Tears welled in her daughter’s eyes. “Then what?”
“We’ll appeal to the white witches,” Frida blurted, then galloped to the next hill, the stronghold getting smaller the farther they traveled. She didn’t know if the goddesses would help, but she was out of options.
Angeline’s eyes widened. “What can they do?”
Frida stopped as she reached the top of the next hill and cast a woeful glace at the stronghold once more. “Help us defeat Cenric, so we can return.”
Gunnar sheathed his sword and crossed his arms with a scowl. “I don’t want to return after the way our tribe turned their backs on us.”
Angeline put a hand on his arm, giving him a pleading look. “But we belong with our own kind.”
Gunnar’s eyes softened as he grasped Angeline’s hand. “They’re not our kind. They’re cowards.”
How had Frida not noticed such familiarity between the two before? No wonder Gunnar had stood up for them. They were in love. Frida had never cared much for the young stallion, mostly because he looked too much like his older brother, with auburn hair and a smattering of freckles on his pale face, but that’s where their similarities ended.

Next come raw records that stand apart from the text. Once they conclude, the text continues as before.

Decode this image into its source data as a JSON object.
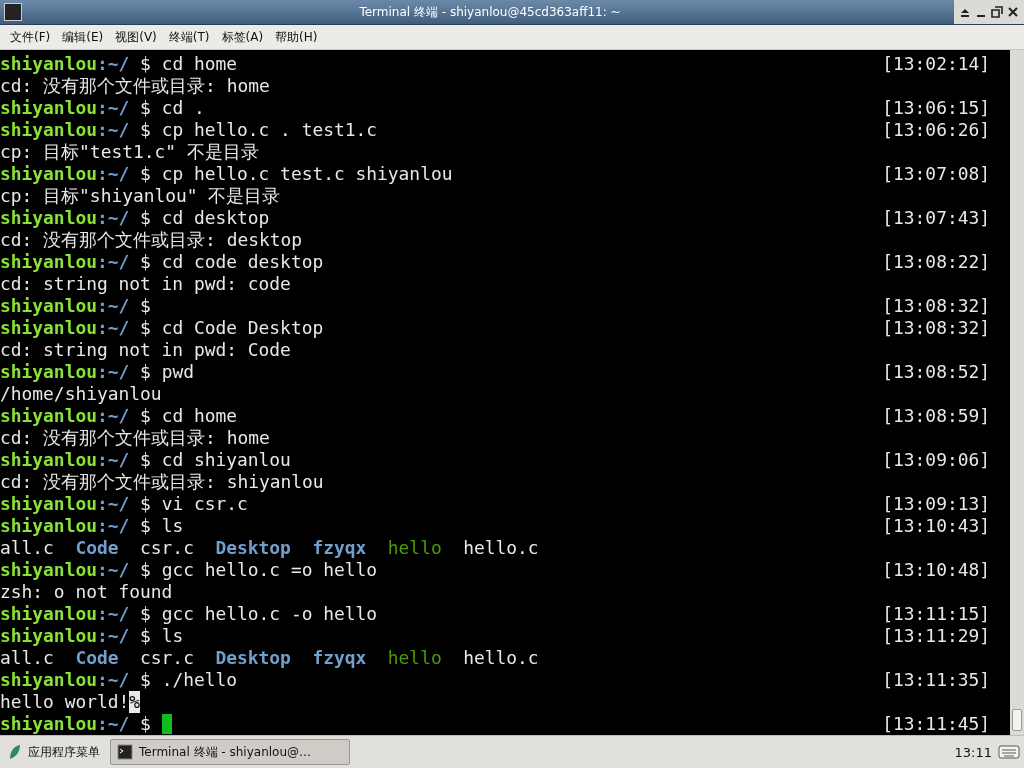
{
  "window": {
    "title": "Terminal 终端 - shiyanlou@45cd363aff11: ~"
  },
  "menu": [
    "文件(F)",
    "编辑(E)",
    "视图(V)",
    "终端(T)",
    "标签(A)",
    "帮助(H)"
  ],
  "terminal": {
    "lines": [
      {
        "kind": "prompt",
        "user": "shiyanlou",
        "path": ":~/",
        "sign": "$",
        "command": "cd home",
        "time": "[13:02:14]"
      },
      {
        "kind": "output",
        "text": "cd: 没有那个文件或目录: home"
      },
      {
        "kind": "prompt",
        "user": "shiyanlou",
        "path": ":~/",
        "sign": "$",
        "command": "cd .",
        "time": "[13:06:15]"
      },
      {
        "kind": "prompt",
        "user": "shiyanlou",
        "path": ":~/",
        "sign": "$",
        "command": "cp hello.c . test1.c",
        "time": "[13:06:26]"
      },
      {
        "kind": "output",
        "text": "cp: 目标\"test1.c\" 不是目录"
      },
      {
        "kind": "prompt",
        "user": "shiyanlou",
        "path": ":~/",
        "sign": "$",
        "command": "cp hello.c test.c shiyanlou",
        "time": "[13:07:08]"
      },
      {
        "kind": "output",
        "text": "cp: 目标\"shiyanlou\" 不是目录"
      },
      {
        "kind": "prompt",
        "user": "shiyanlou",
        "path": ":~/",
        "sign": "$",
        "command": "cd desktop",
        "time": "[13:07:43]"
      },
      {
        "kind": "output",
        "text": "cd: 没有那个文件或目录: desktop"
      },
      {
        "kind": "prompt",
        "user": "shiyanlou",
        "path": ":~/",
        "sign": "$",
        "command": "cd code desktop",
        "time": "[13:08:22]"
      },
      {
        "kind": "output",
        "text": "cd: string not in pwd: code"
      },
      {
        "kind": "prompt",
        "user": "shiyanlou",
        "path": ":~/",
        "sign": "$",
        "time": "[13:08:32]"
      },
      {
        "kind": "prompt",
        "user": "shiyanlou",
        "path": ":~/",
        "sign": "$",
        "command": "cd Code Desktop",
        "time": "[13:08:32]"
      },
      {
        "kind": "output",
        "text": "cd: string not in pwd: Code"
      },
      {
        "kind": "prompt",
        "user": "shiyanlou",
        "path": ":~/",
        "sign": "$",
        "command": "pwd",
        "time": "[13:08:52]"
      },
      {
        "kind": "output",
        "text": "/home/shiyanlou"
      },
      {
        "kind": "prompt",
        "user": "shiyanlou",
        "path": ":~/",
        "sign": "$",
        "command": "cd home",
        "time": "[13:08:59]"
      },
      {
        "kind": "output",
        "text": "cd: 没有那个文件或目录: home"
      },
      {
        "kind": "prompt",
        "user": "shiyanlou",
        "path": ":~/",
        "sign": "$",
        "command": "cd shiyanlou",
        "time": "[13:09:06]"
      },
      {
        "kind": "output",
        "text": "cd: 没有那个文件或目录: shiyanlou"
      },
      {
        "kind": "prompt",
        "user": "shiyanlou",
        "path": ":~/",
        "sign": "$",
        "command": "vi csr.c",
        "time": "[13:09:13]"
      },
      {
        "kind": "prompt",
        "user": "shiyanlou",
        "path": ":~/",
        "sign": "$",
        "command": "ls",
        "time": "[13:10:43]"
      },
      {
        "kind": "listing",
        "entries": [
          {
            "name": "all.c",
            "kind": "file"
          },
          {
            "name": "Code",
            "kind": "dir"
          },
          {
            "name": "csr.c",
            "kind": "file"
          },
          {
            "name": "Desktop",
            "kind": "dir"
          },
          {
            "name": "fzyqx",
            "kind": "dir"
          },
          {
            "name": "hello",
            "kind": "exec"
          },
          {
            "name": "hello.c",
            "kind": "file"
          }
        ]
      },
      {
        "kind": "prompt",
        "user": "shiyanlou",
        "path": ":~/",
        "sign": "$",
        "command": "gcc hello.c =o hello",
        "time": "[13:10:48]"
      },
      {
        "kind": "output",
        "text": "zsh: o not found"
      },
      {
        "kind": "prompt",
        "user": "shiyanlou",
        "path": ":~/",
        "sign": "$",
        "command": "gcc hello.c -o hello",
        "time": "[13:11:15]"
      },
      {
        "kind": "prompt",
        "user": "shiyanlou",
        "path": ":~/",
        "sign": "$",
        "command": "ls",
        "time": "[13:11:29]"
      },
      {
        "kind": "listing",
        "entries": [
          {
            "name": "all.c",
            "kind": "file"
          },
          {
            "name": "Code",
            "kind": "dir"
          },
          {
            "name": "csr.c",
            "kind": "file"
          },
          {
            "name": "Desktop",
            "kind": "dir"
          },
          {
            "name": "fzyqx",
            "kind": "dir"
          },
          {
            "name": "hello",
            "kind": "exec"
          },
          {
            "name": "hello.c",
            "kind": "file"
          }
        ]
      },
      {
        "kind": "prompt",
        "user": "shiyanlou",
        "path": ":~/",
        "sign": "$",
        "command": "./hello",
        "time": "[13:11:35]"
      },
      {
        "kind": "output",
        "text": "hello world!",
        "eol_mark": "%"
      },
      {
        "kind": "prompt",
        "user": "shiyanlou",
        "path": ":~/",
        "sign": "$",
        "cursor": true,
        "time": "[13:11:45]"
      }
    ]
  },
  "taskbar": {
    "app_menu": "应用程序菜单",
    "tasks": [
      {
        "label": "Terminal 终端 - shiyanlou@…",
        "selected": true
      }
    ],
    "clock": "13:11"
  }
}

Gunnar had always been kind and fair. It was a shame he hadn’t inherited the crown.
Angeline visibly swallowed while squeezing Gunnar’s arm. “You’ll change your mind.”

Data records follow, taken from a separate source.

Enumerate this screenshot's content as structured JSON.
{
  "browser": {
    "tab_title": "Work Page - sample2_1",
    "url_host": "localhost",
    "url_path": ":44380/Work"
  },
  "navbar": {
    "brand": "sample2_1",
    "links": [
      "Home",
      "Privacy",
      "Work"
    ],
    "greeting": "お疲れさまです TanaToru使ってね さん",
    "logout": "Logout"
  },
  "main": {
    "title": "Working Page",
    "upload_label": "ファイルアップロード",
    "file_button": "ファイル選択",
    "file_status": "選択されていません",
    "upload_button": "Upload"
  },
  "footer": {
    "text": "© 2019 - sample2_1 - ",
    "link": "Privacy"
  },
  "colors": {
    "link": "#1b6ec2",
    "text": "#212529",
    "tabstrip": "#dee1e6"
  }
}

His features hardened. “I won’t.”
A cacophony of bloodcurdling howls reverberated from the forest before suddenly going silent.

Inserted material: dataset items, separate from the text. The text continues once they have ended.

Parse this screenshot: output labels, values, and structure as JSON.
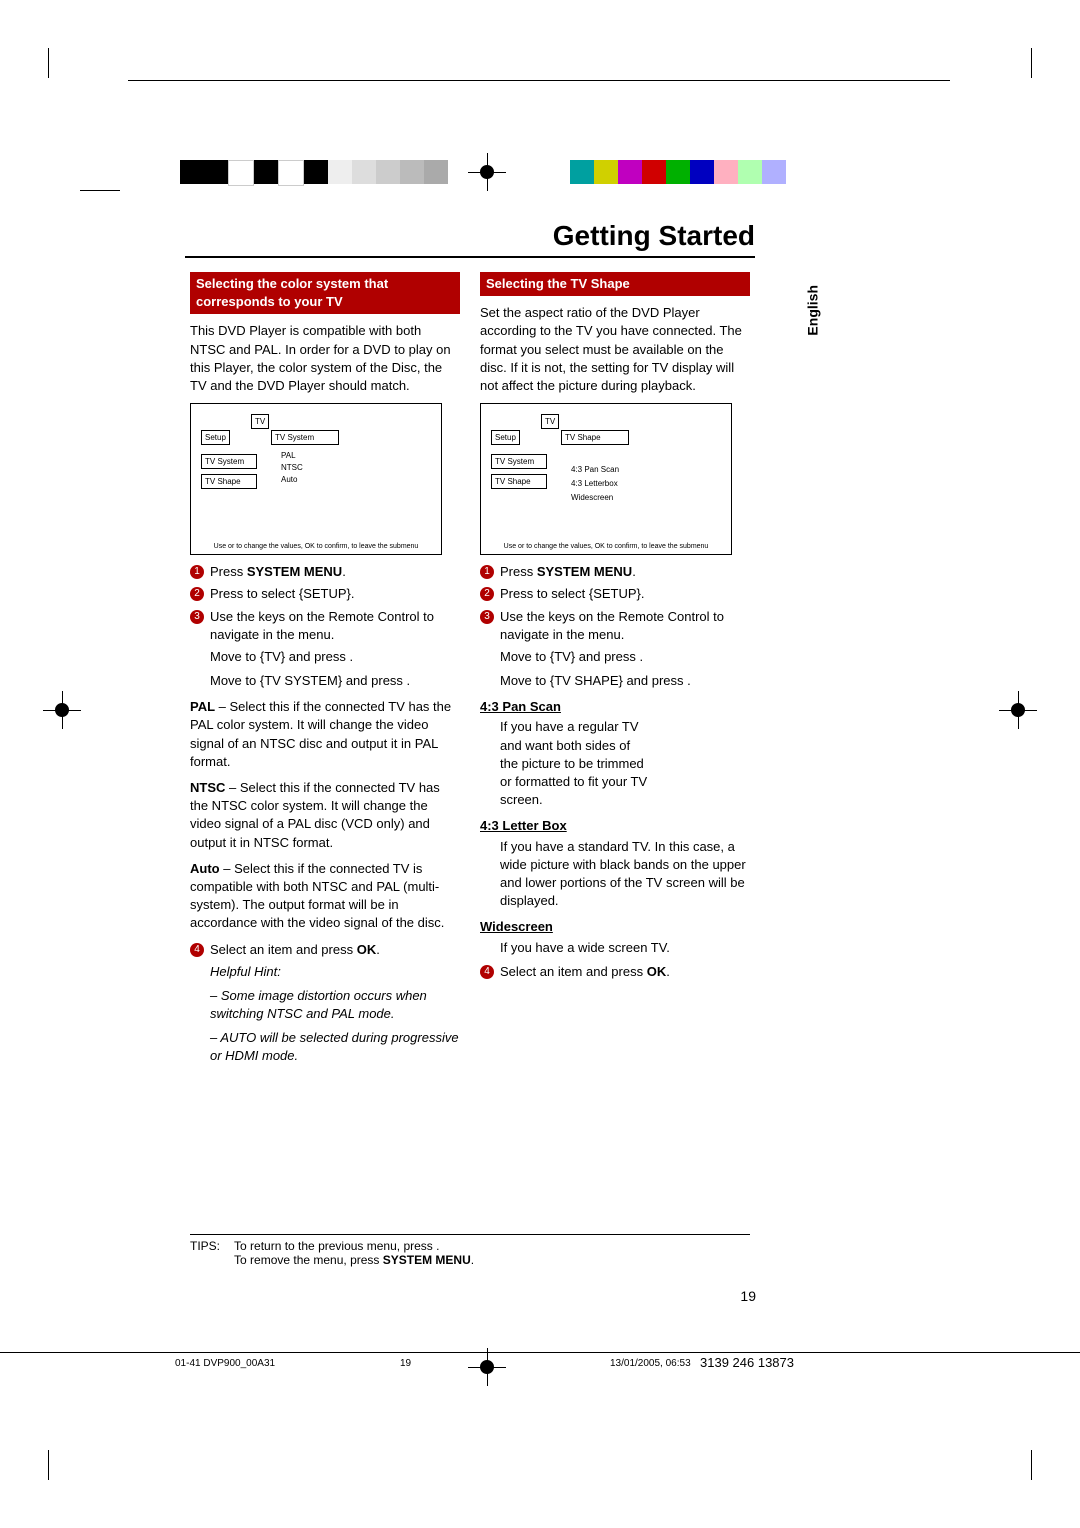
{
  "title": "Getting Started",
  "sidelang": "English",
  "left": {
    "header": "Selecting the color system that corresponds to your TV",
    "intro": "This DVD Player is compatible with both NTSC and PAL. In order for a DVD to play on this Player, the color system of the Disc, the TV and the DVD Player should match.",
    "menu": {
      "tv_label": "TV",
      "setup": "Setup",
      "tvsystem": "TV System",
      "tvshape": "TV Shape",
      "panel_title": "TV System",
      "opt1": "PAL",
      "opt2": "NTSC",
      "opt3": "Auto",
      "footer": "Use    or    to change the values, OK to confirm, to leave the submenu"
    },
    "step1_pre": "Press ",
    "step1_bold": "SYSTEM MENU",
    "step1_post": ".",
    "step2": "Press     to select {SETUP}.",
    "step3a": "Use the             keys on the Remote Control to navigate in the menu.",
    "step3b1": "Move to {TV} and press    .",
    "step3b2": "Move to {TV SYSTEM} and press    .",
    "pal_label": "PAL",
    "pal_text": " – Select this if the connected TV has the PAL color system. It will change the video signal of an NTSC disc and output it in PAL format.",
    "ntsc_label": "NTSC",
    "ntsc_text": " – Select this if the connected TV has the NTSC color system. It will change the video signal of a PAL disc (VCD only) and output it in NTSC format.",
    "auto_label": "Auto",
    "auto_text": " – Select this if the connected TV is compatible with both NTSC and PAL (multi-system). The output format will be in accordance with the video signal of the disc.",
    "step4_pre": "Select an item and press ",
    "step4_bold": "OK",
    "step4_post": ".",
    "hint_title": "Helpful Hint:",
    "hint1": "– Some image distortion occurs when switching NTSC and PAL mode.",
    "hint2": "– AUTO will be selected during progressive or HDMI mode."
  },
  "right": {
    "header": "Selecting the TV Shape",
    "intro": "Set the aspect ratio of the DVD Player according to the TV you have connected. The format you select must be available on the disc. If it is not, the setting for TV display will not affect the picture during playback.",
    "menu": {
      "tv_label": "TV",
      "setup": "Setup",
      "tvsystem": "TV System",
      "tvshape": "TV Shape",
      "panel_title": "TV Shape",
      "opt1": "4:3 Pan Scan",
      "opt2": "4:3 Letterbox",
      "opt3": "Widescreen",
      "footer": "Use    or    to change the values, OK to confirm, to leave the submenu"
    },
    "step1_pre": "Press ",
    "step1_bold": "SYSTEM MENU",
    "step1_post": ".",
    "step2": "Press     to select {SETUP}.",
    "step3a": "Use the             keys on the Remote Control to navigate in the menu.",
    "step3b1": "Move to {TV} and press    .",
    "step3b2": "Move to {TV SHAPE} and press    .",
    "panscan_title": "4:3 Pan Scan",
    "panscan_text": "If you have a regular TV and want both sides of the picture to be trimmed or formatted to fit your TV screen.",
    "letterbox_title": "4:3 Letter Box",
    "letterbox_text": "If you have a standard TV. In this case, a wide picture with black bands on the upper and lower portions of the TV screen will be displayed.",
    "widescreen_title": "Widescreen",
    "widescreen_text": "If you have a wide screen TV.",
    "step4_pre": "Select an item and press ",
    "step4_bold": "OK",
    "step4_post": "."
  },
  "tips_label": "TIPS:",
  "tips_line1": "To return to the previous menu, press    .",
  "tips_line2_pre": "To remove the menu, press ",
  "tips_line2_bold": "SYSTEM MENU",
  "tips_line2_post": ".",
  "pagenum": "19",
  "footer_left": "01-41 DVP900_00A31",
  "footer_center": "19",
  "footer_right1": "13/01/2005, 06:53",
  "footer_right2": "3139 246 13873",
  "colorbar_left": [
    "#000",
    "#000",
    "#fff",
    "#000",
    "#fff",
    "#000",
    "#eee",
    "#ddd",
    "#ccc",
    "#bbb",
    "#aaa"
  ],
  "colorbar_right": [
    "#00a0a0",
    "#d0d000",
    "#c000c0",
    "#d00000",
    "#00b000",
    "#0000c0",
    "#ffb0c0",
    "#b0ffb0",
    "#b0b0ff"
  ]
}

Frida froze, a jolt of fear zinging up her spine.
“Do you hear that?” Angeline cried out.
Frida stumbled back while staring at the trees as they turned blacker and blacker. Was her imagination playing tricks on her?
“We should go.” She spoke out of the corner of her mouth as the blackness leached off the trees like tar, spreading across the ground in front of the fortress like a lengthening shadow.
“Mother,” Angeline hissed as that shadow crept up the stronghold walls. “What’s that?”
“I-I don’t know.”
“It looks like a mudslide!” Gunnar blurted.
“No, not a mudslide,” Frida breathed. “Demon spiders as far as the eye can see.” Frida knew they should run, but she was paralyzed with fear, her hooves rooted to the spot.
Angeline’s hands flew to her mouth. “What do we do?”
Molten lava pumped through Frida’s veins, triggering her survival instincts. She grabbed her daughter’s shoulder. “Run.”
“But Itarian,” Angeline protested.
“They’re lost,” Gunnar said, his chest rapidly rising and falling, “and we will be, too, if we don’t hurry.”
Frida sucked in a scream when the shadow rolled over the centaur stronghold like a tidal surge, stripping the bark off the fortress’s logs until it looked like bones. The terrified neighs of its inhabitants were silenced within a matter of seconds. Then she turned tail and ran, her daughter and Gunnar flanking her. They ran all night until their sides ached and their chests heaved for breath. They didn’t stop to sleep or drink. They just ran until Frida feared her heart would give out from fear.